Não obstante o PL 2.963/2019 não ser o primeiro projeto de lei a tratar do tema, a principal diferença deste para os demais é em relação ao tratamento conferido a empresas brasileiras detidas e/ou controladas por estrangeiros, revogando a Lei 5.709/1971. Segundo o texto proposto,  as empresas brasileiras constituídas de acordo com as leis do Brasil não estarão mais sujeitas a quaisquer restrições, ressalvados:

(i) o dever de informação sobre a composição do seu capital social e nacionalidade dos sócios no Cadastro Ambiental Rural (CAR) e Sistema Nacional de Cadastro Rural (SNCR), anualmente e sempre que houver aquisição, alteração do controle societário, transformação da natureza societária e celebração de contrato de qualquer modalidade de posse; e

(ii) os casos previstos no artigo 3º do Projeto de Lei, que trata de questões sensíveis para a segurança nacional e que dependerão de aprovação do Conselho de Defesa Nacional, tais como: (i) empresas com participação de fundos soberanos constituídos por recursos provenientes de estados estrangeiros ou de sociedades estatais estrangeiras, que detenham mais do que 10% da participação da empresa, direta ou indiretamente; e (ii) a aquisição ou arrendamento de imóvel rural situado no Bioma Amazônico, em que haja incidência de reserva legal superior a 80%.

Outro grande ponto sobre o PL 2.963/19 é a previsão de que todas as aquisições e arrendamentos que tenham sido realizados em desacordo com a legislação e pareceres atualmente em vigor serão convalidados, viabilizando a regularização de situações que poderiam ser consideradas nulas segundo as regras vigentes.

Relativamente às empresas efetivamente estrangeiras, o PL dispensa autorização ou licença para aquisição e posse de imóveis rurais com áreas não superiores a 15 módulos fiscais (que varia de município para município).
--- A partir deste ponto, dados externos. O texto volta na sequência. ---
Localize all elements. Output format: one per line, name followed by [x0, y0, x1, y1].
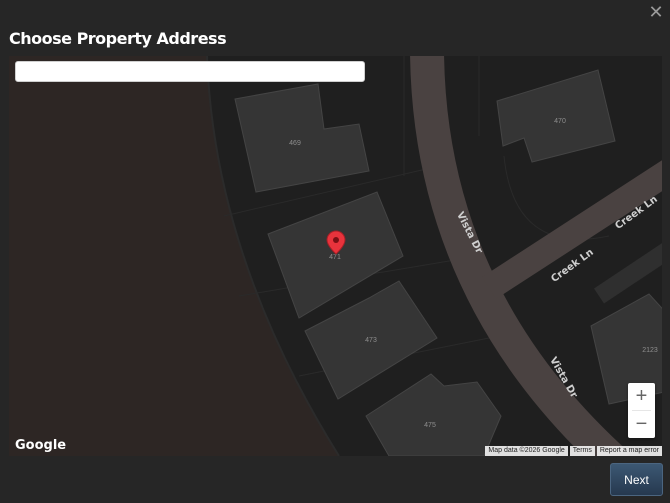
zoom-out-button[interactable]: −: [628, 411, 655, 438]
terms-link[interactable]: Terms: [569, 446, 595, 456]
map-canvas[interactable]: 469 471 473 475 470 2123 Vista Dr Vista …: [9, 56, 662, 456]
parcel-number: 473: [365, 337, 377, 344]
parcel-number: 470: [554, 118, 566, 125]
parcel-number: 2123: [642, 347, 658, 354]
map-view[interactable]: 469 471 473 475 470 2123 Vista Dr Vista …: [9, 56, 662, 456]
dialog-title: Choose Property Address: [9, 29, 227, 48]
next-button[interactable]: Next: [610, 463, 663, 496]
google-logo[interactable]: Google: [15, 438, 66, 453]
report-map-error-link[interactable]: Report a map error: [596, 446, 662, 456]
zoom-controls: + −: [628, 383, 655, 438]
parcel-number: 475: [424, 422, 436, 429]
parcel-number: 471: [329, 254, 341, 261]
parcel-number: 469: [289, 140, 301, 147]
zoom-in-button[interactable]: +: [628, 383, 655, 410]
address-search-input[interactable]: [15, 61, 365, 82]
map-data-text: Map data ©2026 Google: [485, 446, 568, 456]
close-icon[interactable]: ✕: [646, 2, 666, 22]
map-attribution: Map data ©2026 Google Terms Report a map…: [485, 446, 662, 456]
Entretanto, a soma das áreas rurais pertencentes e arrendadas a pessoas estrangeiras não poderá ultrapassar um quarto da superfície dos municípios. Para a implantação de projetos julgados prioritários, o Congresso Nacional terá competência para autorizar a aquisição de imóveis além dos limites fixados.

Independentemente de argumentos contrários à aprovação do PL, a promulgação de uma legislação clara e atualizada sobre o tema é vital para a garantia da segurança jurídica em investimentos no agronegócio. Conforme destacou o Relator do PL, Rodrigo Pacheco, “diferentes interpretações jurídicas ao longo do tempo trouxeram muita insegurança para o setor produtivo, afugentando o investimento estrangeiro e a implantação de importantes projetos para o desenvolvimento de nossa agropecuária e agroindústria”.

Vale lembrar que o agronegócio é atualmente a roda motriz e principal propulsor da economia brasileira. De acordo com cálculos do Cepea, em 2020, o segmento alcançou participação de 26,6% no Produto Interno Bruto (PIB) brasileiro, contra 20,5% em 2019. O avanço do setor é evidente quando se compara o crescimento da produção em relação à área ocupada pelo agronegócio, mesmo em tempos de pandemia. Somada a tudo isso, a aprovação do PL poderá impulsionar ainda mais a produção e exportação de produtos agrícolas e agropecuários e consolidar o país como uma das potências mundiais no setor.

O PL 2.963/2019 e as novas emendas aprovadas pelo Senado seguem agora para votação na Câmara dos Deputados.